Celowe budowanie narracji, która nie istnieje. Co ma na celu? Budowanie bytów i miasta, które nie istnieje. Po co? Nie wiemy.
W ciągu niespełna doby w świat poszły dwie informacje. Pierwsza, że żyjemy w mieście dyktatorskim gdzie za jazdę hulajnogą można trafić do aresztu, a druga (pochodzi z tego samego źródła) dotyczyła pobicia geja na Gocławiu.
Wykreowany świat dyktatorskiego miasta, w którym napada się na gejów, Azjatów, Hindusów, Ukraińców sprzyja jak wiemy bardzo dobrej koniunkturze.

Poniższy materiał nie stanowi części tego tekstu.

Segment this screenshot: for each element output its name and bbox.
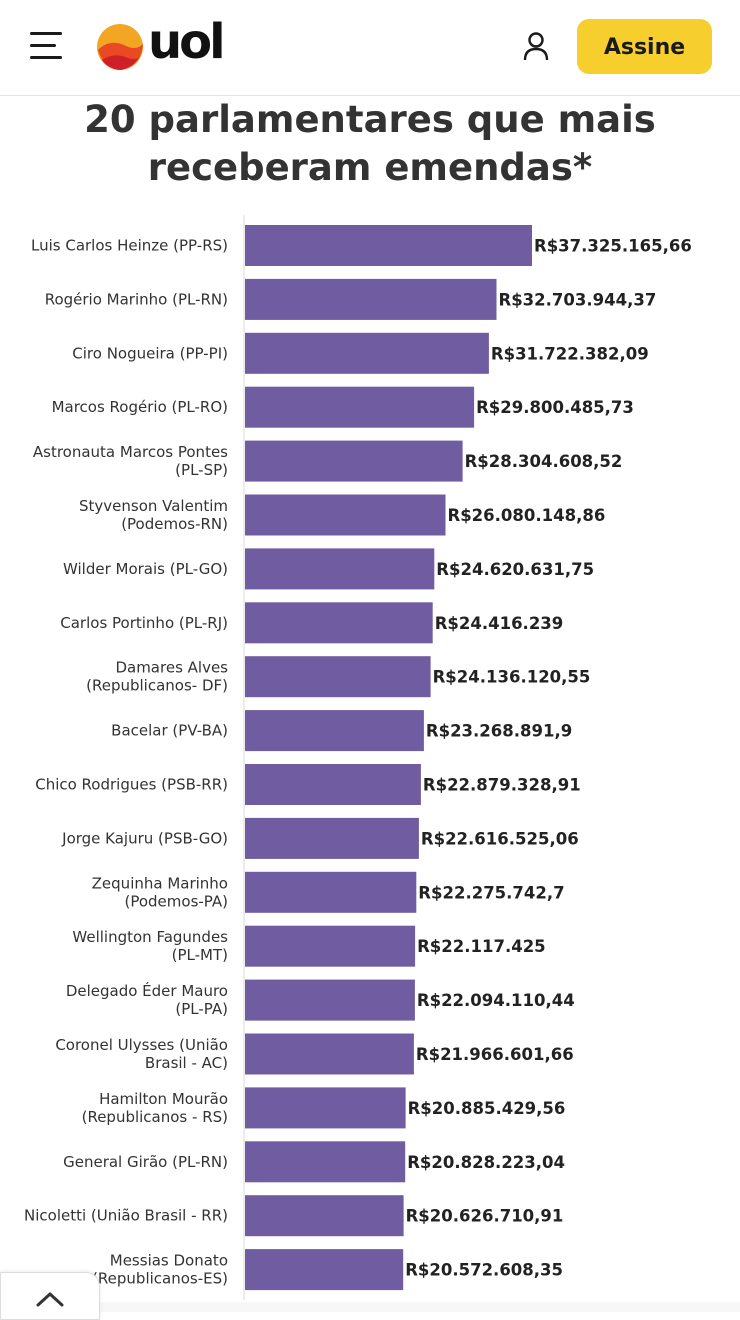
category-label: Astronauta Marcos Pontes xyxy=(33,443,228,461)
uol-logo[interactable]: uol xyxy=(96,14,236,74)
bar xyxy=(245,386,475,428)
footer-strip xyxy=(98,1302,740,1312)
bar xyxy=(245,764,421,805)
category-label: Ciro Nogueira (PP-PI) xyxy=(72,344,228,362)
value-label: R$23.268.891,9 xyxy=(426,722,572,741)
bar xyxy=(245,817,419,859)
category-label: Styvenson Valentim xyxy=(79,497,228,515)
category-label: Messias Donato xyxy=(110,1252,228,1270)
category-label: Zequinha Marinho xyxy=(92,874,228,892)
site-header: uol Assine xyxy=(0,0,740,96)
value-label: R$22.117.425 xyxy=(417,937,546,956)
bar xyxy=(245,602,433,644)
user-icon[interactable] xyxy=(522,30,550,62)
bar xyxy=(245,1249,404,1291)
category-label: Luis Carlos Heinze (PP-RS) xyxy=(31,237,228,255)
category-label: (Republicanos-ES) xyxy=(92,1270,228,1288)
bar xyxy=(245,1141,406,1183)
hamburger-menu-icon[interactable] xyxy=(30,30,66,62)
category-label: (Podemos-RN) xyxy=(121,515,228,533)
bar xyxy=(245,1033,414,1075)
value-label: R$20.885.429,56 xyxy=(408,1099,566,1118)
bar xyxy=(245,871,417,913)
bar xyxy=(245,656,431,698)
uol-logo-icon xyxy=(97,24,143,70)
category-label: (PL-MT) xyxy=(172,946,228,964)
bar xyxy=(245,494,446,536)
bar xyxy=(245,548,435,590)
category-label: Bacelar (PV-BA) xyxy=(111,722,228,740)
value-label: R$31.722.382,09 xyxy=(491,344,649,363)
chart-title-line-2: receberam emendas* xyxy=(147,146,593,189)
bar xyxy=(245,278,497,320)
category-label: (Podemos-PA) xyxy=(124,892,228,910)
category-label: Chico Rodrigues (PSB-RR) xyxy=(35,776,228,794)
bar xyxy=(245,1087,406,1129)
bar xyxy=(245,332,489,374)
category-label: Jorge Kajuru (PSB-GO) xyxy=(61,829,228,847)
chevron-up-icon xyxy=(36,1292,64,1307)
value-label: R$24.136.120,55 xyxy=(433,668,591,687)
category-label: Nicoletti (União Brasil - RR) xyxy=(24,1207,228,1225)
subscribe-button[interactable]: Assine xyxy=(577,19,712,74)
value-label: R$28.304.608,52 xyxy=(465,452,623,471)
bar xyxy=(245,979,415,1021)
category-label: Wellington Fagundes xyxy=(72,928,228,946)
category-label: Damares Alves xyxy=(115,659,228,677)
category-label: (Republicanos - RS) xyxy=(82,1108,228,1126)
category-label: Carlos Portinho (PL-RJ) xyxy=(60,614,228,632)
bar xyxy=(245,1195,404,1237)
value-label: R$26.080.148,86 xyxy=(448,506,606,525)
bar xyxy=(245,225,532,266)
category-label: Wilder Morais (PL-GO) xyxy=(63,560,228,578)
category-label: (PL-PA) xyxy=(175,1000,228,1018)
scroll-to-top-button[interactable] xyxy=(0,1272,100,1320)
value-label: R$22.879.328,91 xyxy=(423,776,581,795)
value-label: R$20.828.223,04 xyxy=(407,1153,565,1172)
bar xyxy=(245,925,416,967)
category-label: Brasil - AC) xyxy=(145,1054,228,1072)
value-label: R$29.800.485,73 xyxy=(476,398,634,417)
value-label: R$22.275.742,7 xyxy=(418,883,564,902)
value-label: R$22.616.525,06 xyxy=(421,829,579,848)
category-label: Coronel Ulysses (União xyxy=(55,1036,228,1054)
category-label: (Republicanos- DF) xyxy=(86,677,228,695)
value-label: R$24.416.239 xyxy=(435,614,564,633)
category-label: Delegado Éder Mauro xyxy=(66,981,228,1000)
chart-title-line-1: 20 parlamentares que mais xyxy=(84,98,656,141)
value-label: R$20.572.608,35 xyxy=(405,1261,563,1280)
bar xyxy=(245,440,463,482)
bar xyxy=(245,710,424,752)
chart-title: 20 parlamentares que mais receberam emen… xyxy=(0,96,740,192)
value-label: R$21.966.601,66 xyxy=(416,1045,574,1064)
category-label: Marcos Rogério (PL-RO) xyxy=(52,398,228,416)
category-label: (PL-SP) xyxy=(175,461,228,479)
category-label: General Girão (PL-RN) xyxy=(63,1153,228,1171)
value-label: R$24.620.631,75 xyxy=(436,560,594,579)
value-label: R$32.703.944,37 xyxy=(499,290,657,309)
value-label: R$37.325.165,66 xyxy=(534,237,692,256)
value-label: R$20.626.710,91 xyxy=(406,1207,564,1226)
category-label: Hamilton Mourão xyxy=(99,1090,228,1108)
value-label: R$22.094.110,44 xyxy=(417,991,575,1010)
logo-text: uol xyxy=(148,14,226,70)
category-label: Rogério Marinho (PL-RN) xyxy=(45,290,228,308)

To może stać się wartością dodaną w turystyce. Nieograniczona potrzeba i chęć odwiedzenia takiego miasta są silniejsze niż strach. Dziś w XXI wieku, napadanie w kraju katolickim na ludzi z powodu ich pochodzenia, czy orientacji seksualnej jest rzadkością, wręcz obrzydliwością. Ale jak wyżej zostało wspomniane, stanowi doskonały imperatyw poznawczy, któremu trudno się oprzeć.

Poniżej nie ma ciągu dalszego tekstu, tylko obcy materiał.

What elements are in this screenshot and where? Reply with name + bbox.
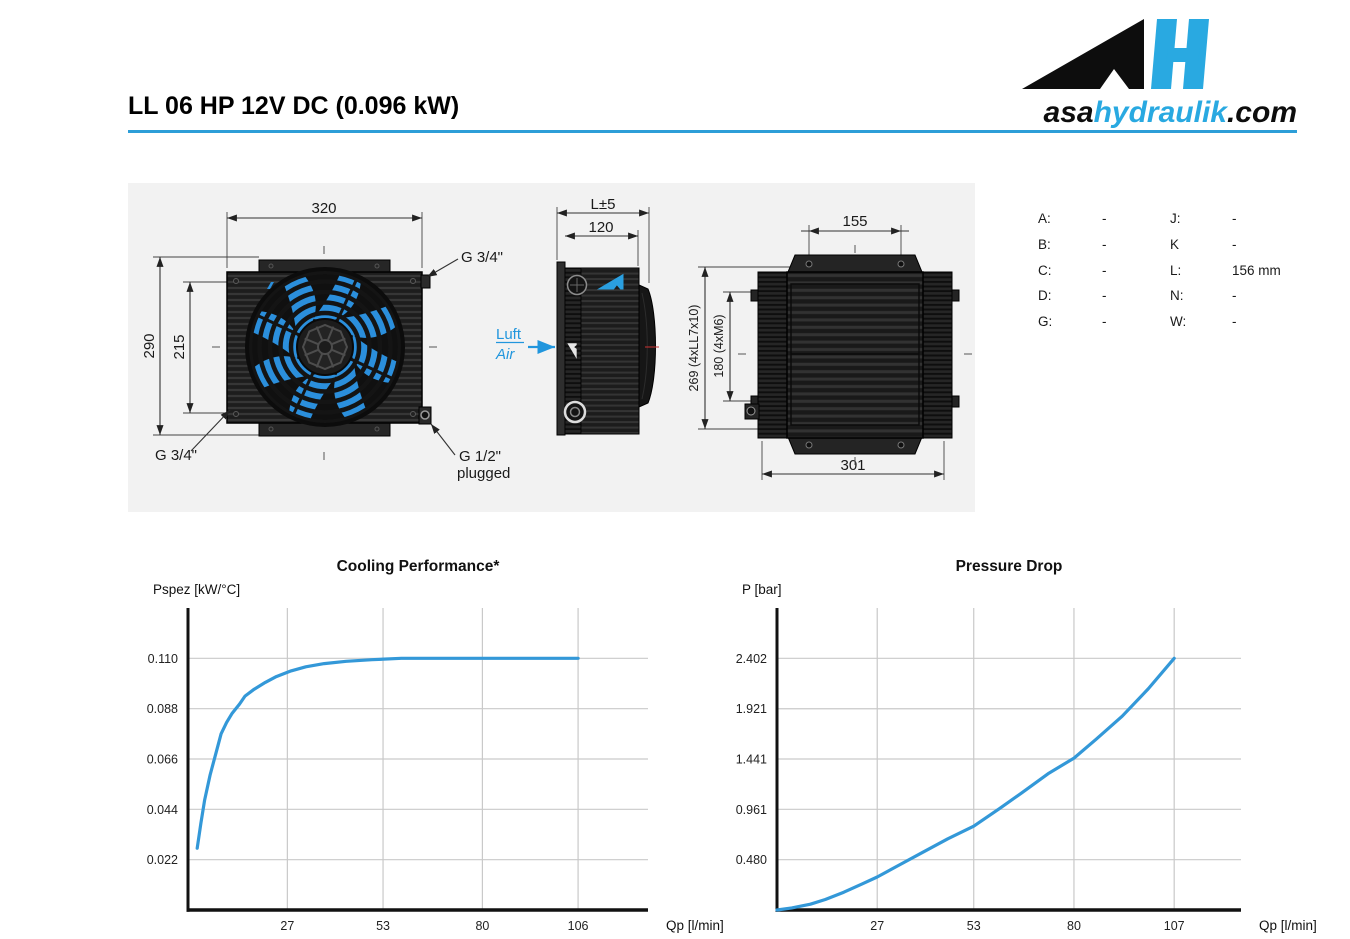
front-dim-height-inner: 215 [171,334,188,359]
svg-text:80: 80 [475,919,489,933]
svg-text:106: 106 [568,919,589,933]
fan-grille-rings [247,269,403,425]
airflow-label-en: Air [495,346,515,363]
spec-value: - [1102,237,1107,253]
svg-text:Cooling Performance*: Cooling Performance* [337,558,501,575]
spec-key: G: [1038,314,1053,330]
front-port-bottom-left-label: G 3/4" [155,447,197,464]
pressure-drop-chart: 0.480 0.961 1.441 1.921 2.402 27 53 80 107 Pressu… [736,558,1317,933]
front-port-bottom-right-label: G 1/2" [459,448,501,465]
port-circle-bottom-plugged [563,400,587,424]
spec-key: A: [1038,211,1051,227]
asa-hydraulik-logo [1022,19,1209,89]
fan [245,267,405,427]
title-rule [128,130,1297,133]
svg-text:53: 53 [376,919,390,933]
svg-text:Qp [l/min]: Qp [l/min] [1259,918,1317,933]
svg-text:27: 27 [870,919,884,933]
svg-text:0.110: 0.110 [148,652,178,666]
page-title: LL 06 HP 12V DC (0.096 kW) [128,92,460,120]
rear-view-drawing: 155 269 (4xLL7x10) 180 (4xM6) 301 [687,213,972,480]
side-tank-left [757,271,788,439]
dimension-table: A: - J: - B: - K - C: - L: 156 mm D: - N: - G: - W: - [1038,206,1318,334]
spec-key: W: [1170,314,1187,330]
front-dim-height-outer: 290 [141,333,158,358]
logo-word-asa: asa [1043,96,1094,129]
logo-wordmark: asahydraulik.com [1044,96,1297,130]
svg-text:Pressure Drop: Pressure Drop [956,558,1063,575]
rear-dim-height-inner: 180 (4xM6) [712,314,726,377]
port-fitting-top-right [420,274,431,289]
svg-text:1.441: 1.441 [736,753,767,767]
side-dim-depth-inner: 120 [588,219,613,236]
side-tank-right [922,271,953,439]
side-dim-depth-outer: L±5 [591,196,616,213]
spec-key: K [1170,237,1180,253]
svg-text:0.066: 0.066 [147,753,178,767]
spec-value: 156 mm [1232,262,1281,278]
svg-text:27: 27 [280,919,294,933]
logo-word-dotcom: .com [1226,96,1297,129]
front-view-drawing: 320 290 215 [141,200,510,482]
spec-value: - [1232,237,1237,253]
airflow-label-de: Luft [496,326,522,343]
fan-grille-arms [253,275,397,419]
cooling-performance-chart: 0.022 0.044 0.066 0.088 0.110 27 53 80 106 Coolin… [147,558,724,933]
svg-text:0.044: 0.044 [147,803,178,817]
technical-drawing-panel: 320 290 215 [128,183,975,512]
rear-dim-width: 301 [840,457,865,474]
front-dim-width: 320 [311,200,336,217]
svg-text:107: 107 [1164,919,1185,933]
svg-text:80: 80 [1067,919,1081,933]
spec-value: - [1102,288,1107,304]
rear-dim-height-outer: 269 (4xLL7x10) [687,305,701,392]
front-port-bottom-right-note: plugged [457,465,510,482]
svg-text:53: 53 [967,919,981,933]
spec-key: C: [1038,262,1052,278]
svg-text:0.088: 0.088 [147,702,178,716]
spec-value: - [1102,262,1107,278]
cooler-flange-side [556,261,566,436]
spec-value: - [1232,211,1237,227]
spec-key: L: [1170,262,1182,278]
spec-key: J: [1170,211,1181,227]
front-port-top-label: G 3/4" [461,249,503,266]
spec-value: - [1232,288,1237,304]
logo-h-glyph [1151,19,1209,89]
svg-text:P [bar]: P [bar] [742,582,782,597]
svg-text:0.961: 0.961 [736,803,767,817]
spec-value: - [1102,211,1107,227]
svg-text:Qp [l/min]: Qp [l/min] [666,918,724,933]
spec-key: N: [1170,288,1184,304]
side-view-drawing: L±5 120 Luft Air [495,196,659,436]
svg-text:0.022: 0.022 [147,853,178,867]
spec-key: B: [1038,237,1051,253]
logo-word-hydraulik: hydraulik [1093,96,1227,129]
spec-key: D: [1038,288,1052,304]
svg-text:2.402: 2.402 [736,652,767,666]
logo-a-swoosh [1022,19,1144,89]
spec-value: - [1102,314,1107,330]
svg-text:1.921: 1.921 [736,702,767,716]
svg-text:Pspez [kW/°C]: Pspez [kW/°C] [153,582,240,597]
rear-dim-hole-spacing: 155 [842,213,867,230]
svg-text:0.480: 0.480 [736,853,767,867]
spec-value: - [1232,314,1237,330]
cooler-body-rear [786,271,924,439]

Niestety, nie będzie ani turystów, ani pieniędzy z tego tytułu, gdyż żaden gej nie został pobity, bo była to zwykła osiedlowa bijatyka, co potwierdziła nam w rozmowie telefonicznej rozmowie policja (http://www.policja.waw.pl/pl/dzialania-policji/aktualnosci/49507,Zatrzymany-za-uszkodzenie-ciala.html) a jazda hulajnogą okazała się być wygłupem młodziaków, którzy z powodu braku wychowania w domu i edukacji, nie zostali poinformowani, że na pomniki (szczególne ze względu na okoliczność) się nie wskakuje.